All-in-One Package Download Link 2: Download from HuggingFace.co
NVIDIA Parakeet Speech Transcription All-in-One Package User Guide
This all-in-one package integrates NVIDIA's open-source parakeet-ctc-1.1b
(English) and parakeet-tdt_ctc-0.6b-ja
(Japanese) speech recognition models. It is designed to transcribe audio and video files into SRT subtitle format.
Currently, there are few high-quality, open-source Japanese speech recognition models available. NVIDIA's parakeet-tdt_ctc-0.6b-ja
offers a reliable option for transcribing Japanese content.
A key feature of this tool is that it runs entirely on the user's local machine. No environment setup is required—just download, unzip, and double-click to run.
Features
- Local Transcription: Supports transcribing English and Japanese audio/video files into text.
- SRT Subtitle Generation: The transcription results can be directly generated as SRT subtitle files with timestamps.
How to Use
Step 1: Download and Launch the Program
Download the all-in-one package and unzip it. In the extracted folder, you will find the following file structure.
To run the program, double-click the file named 启动.bat
.
Step 2: Wait for the Models to Download
On the first run, the program will automatically download the required speech recognition models. A black command-line window will appear, showing the download progress.
The model files are large, so an internet connection is required for the download. The process may take some time, depending on your network speed.
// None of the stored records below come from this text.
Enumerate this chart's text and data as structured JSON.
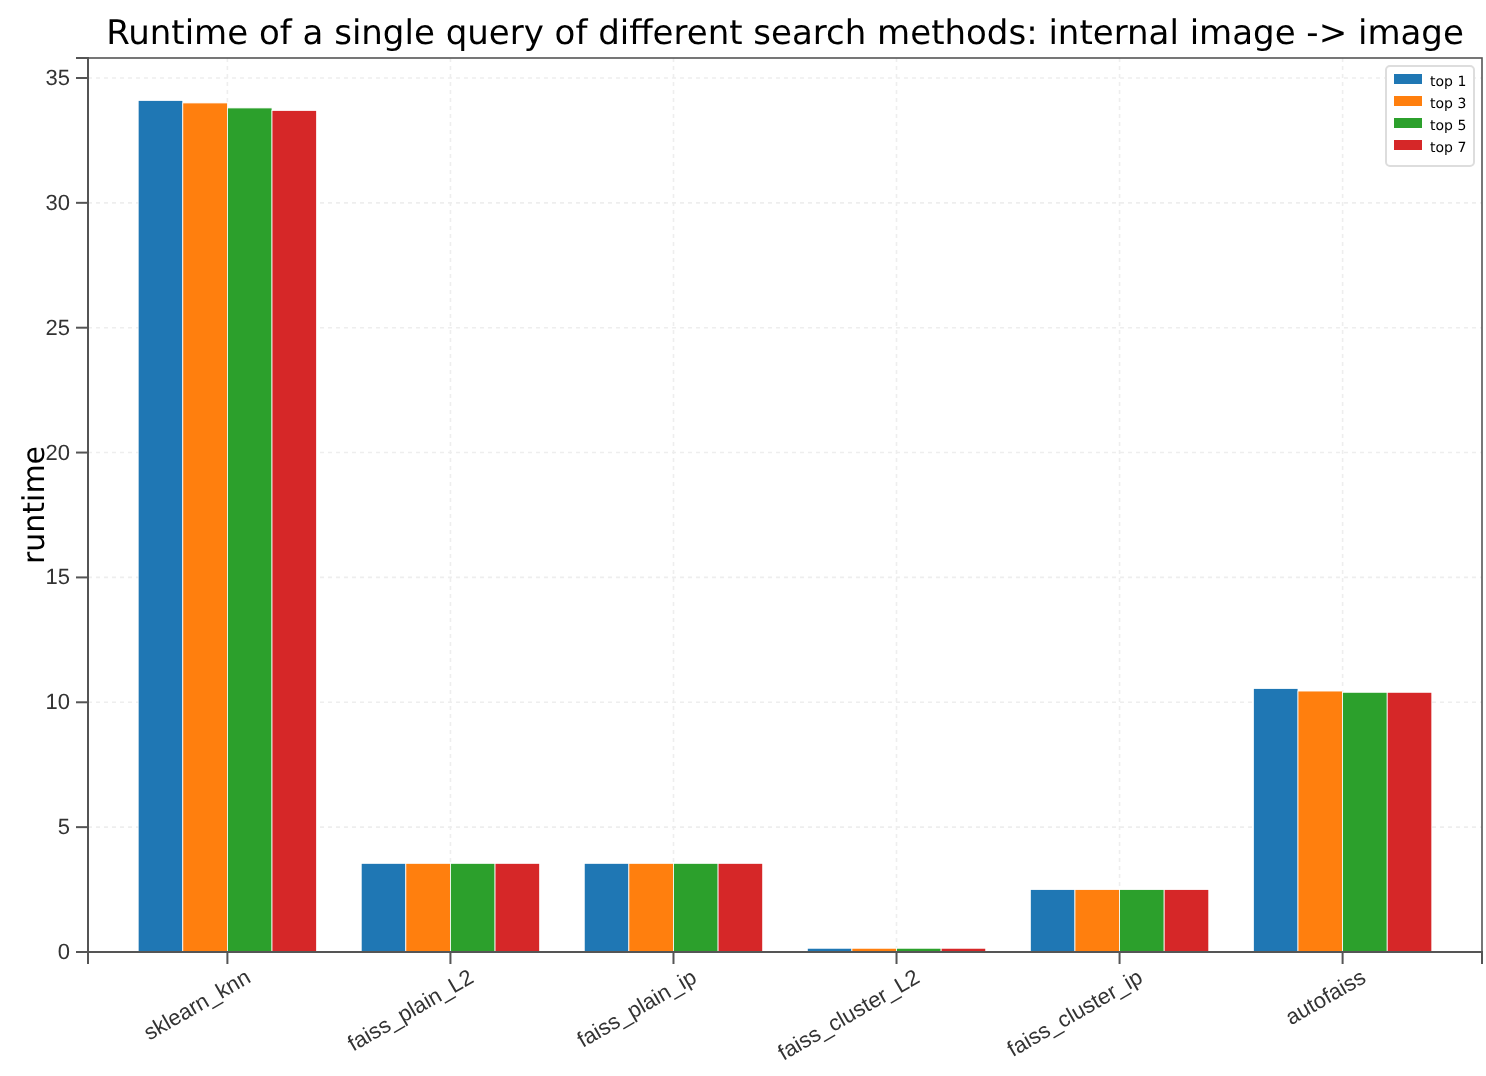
{
  "chart_data": {
    "type": "bar",
    "title": "Runtime of a single query of different search methods: internal image -> image",
    "ylabel": "runtime",
    "categories": [
      "sklearn_knn",
      "faiss_plain_L2",
      "faiss_plain_ip",
      "faiss_cluster_L2",
      "faiss_cluster_ip",
      "autofaiss"
    ],
    "series": [
      {
        "name": "top 1",
        "color": "#1f77b4",
        "values": [
          34.1,
          3.55,
          3.55,
          0.15,
          2.5,
          10.55
        ]
      },
      {
        "name": "top 3",
        "color": "#ff7f0e",
        "values": [
          34.0,
          3.55,
          3.55,
          0.15,
          2.5,
          10.45
        ]
      },
      {
        "name": "top 5",
        "color": "#2ca02c",
        "values": [
          33.8,
          3.55,
          3.55,
          0.15,
          2.5,
          10.4
        ]
      },
      {
        "name": "top 7",
        "color": "#d62728",
        "values": [
          33.7,
          3.55,
          3.55,
          0.15,
          2.5,
          10.4
        ]
      }
    ],
    "ylim": [
      0,
      35.8
    ],
    "yticks": [
      0,
      5,
      10,
      15,
      20,
      25,
      30,
      35
    ],
    "grid": true,
    "legend": "top right"
  }
}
Once the download is complete, the program will automatically open the user interface in your default web browser.
Step 3: Upload a File and Start Transcription
After the program starts successfully, your browser will display the following interface.
The workflow is as follows:
- Select File: Click inside the dashed box or drag and drop your audio/video file into this area.
- Select Language: Choose "English" or "Japanese" from the dropdown menu based on the source file's language.
- Start Transcription: Click the "Start Transcription" button.
Once the task is complete, the generated SRT subtitle content will be displayed in the text box below and will be available for download.
API Usage Guide
For developers, this package provides a local API endpoint compatible with the OpenAI Speech to Text API. You can call the transcription function programmatically.
Python Example:
from openai import OpenAI
client = OpenAI(
base_url="http://127.0.0.1:5092/v1",
api_key="any-key", # api_key can be any string
)
# Read a local audio file
with open("your_audio.mp3", "rb") as audio_file:
# Request transcription
srt_result = client.audio.transcriptions.create(
model="parakeet", # The model name is fixed as "parakeet"
file=audio_file,
prompt="en", # Specify language: "en" for English, "ja" for Japanese
response_format="srt" # Specify SRT as the response format
)
print(srt_result)
Conclusion
This toolkit offers a localized solution for English and Japanese speech transcription. By following the steps above, users can easily convert audio and video files into subtitles on their own computers.